Introduction Modern political perspectives in the Muslim world cannot be depicted regardless of ‘historical development of Muslim political thought’. In fact, classification and typology of political thought among Muslims need specific research projects which have fortunately been carried out from different angles in various parts of the world. In my book, Faith and Thought in the Grip of Tyranny, which is an overview of the Muslim political thought in the context of the vicissitudes of Islamic civilization, I have carried out this important task by means of a particular classification of the chronological development of politics in the Muslim world. There I have argued that:

If we look at Muslim society and history, regardless of theological and sectarian differences among Muslims, we can divide the actual politics and political thought in the Muslim world into three distinct periods:

First, the period that began by the establishment of Madina al-Nabi and came to an end at the end of the reign of the Rightly Guided Caliphs.
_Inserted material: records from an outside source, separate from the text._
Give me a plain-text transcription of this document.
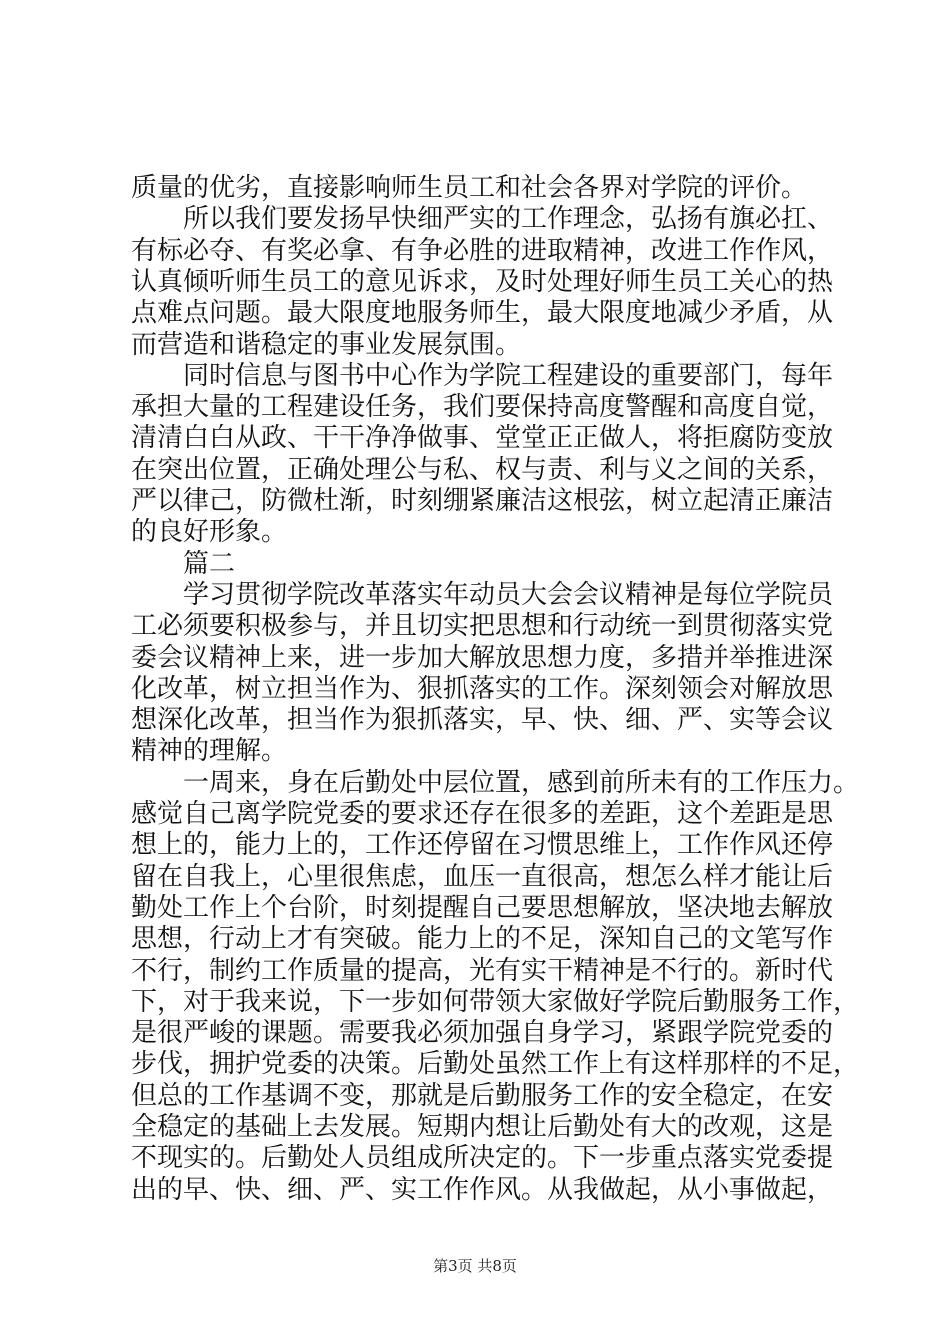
质量的优劣，直接影响师生员工和社会各界对学院的评价。
所以我们要发扬早快细严实的工作理念，弘扬有旗必扛、
有标必夺、有奖必拿、有争必胜的进取精神，改进工作作风，
认真倾听师生员工的意见诉求，及时处理好师生员工关心的热
点难点问题。最大限度地服务师生，最大限度地减少矛盾，从
而营造和谐稳定的事业发展氛围。
同时信息与图书中心作为学院工程建设的重要部门，每年
承担大量的工程建设任务，我们要保持高度警醒和高度自觉，
清清白白从政、干干净净做事、堂堂正正做人，将拒腐防变放
在突出位置，正确处理公与私、权与责、利与义之间的关系，
严以律己，防微杜渐，时刻绷紧廉洁这根弦，树立起清正廉洁
的良好形象。
篇二
学习贯彻学院改革落实年动员大会会议精神是每位学院员
工必须要积极参与，并且切实把思想和行动统一到贯彻落实党
委会议精神上来，进一步加大解放思想力度，多措并举推进深
化改革，树立担当作为、狠抓落实的工作。深刻领会对解放思
想深化改革，担当作为狠抓落实，早、快、细、严、实等会议
精神的理解。
一周来，身在后勤处中层位置，感到前所未有的工作压力。
感觉自己离学院党委的要求还存在很多的差距，这个差距是思
想上的，能力上的，工作还停留在习惯思维上，工作作风还停
留在自我上，心里很焦虑，血压一直很高，想怎么样才能让后
勤处工作上个台阶，时刻提醒自己要思想解放，坚决地去解放
思想，行动上才有突破。能力上的不足，深知自己的文笔写作
不行，制约工作质量的提高，光有实干精神是不行的。新时代
下，对于我来说，下一步如何带领大家做好学院后勤服务工作，
是很严峻的课题。需要我必须加强自身学习，紧跟学院党委的
步伐，拥护党委的决策。后勤处虽然工作上有这样那样的不足，
但总的工作基调不变，那就是后勤服务工作的安全稳定，在安
全稳定的基础上去发展。短期内想让后勤处有大的改观，这是
不现实的。后勤处人员组成所决定的。下一步重点落实党委提
出的早、快、细、严、实工作作风。从我做起，从小事做起，
第3页 共8页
It ought to be said that the beginning and the end of this era were of particular significance. In my view, the nature of politics during this period was remarkably different from what had happened before it and what happened afterwards and also concurrent with it during the era of prophethood in other parts of the world. I believe that to find out about the nature of Islamic politics, actual events during those few decades should also be studied in a careful and scholarly manner along with the Qur’an and documented traditions (sunnah) which are the sources of inference and analysis of Islamic principles and standards.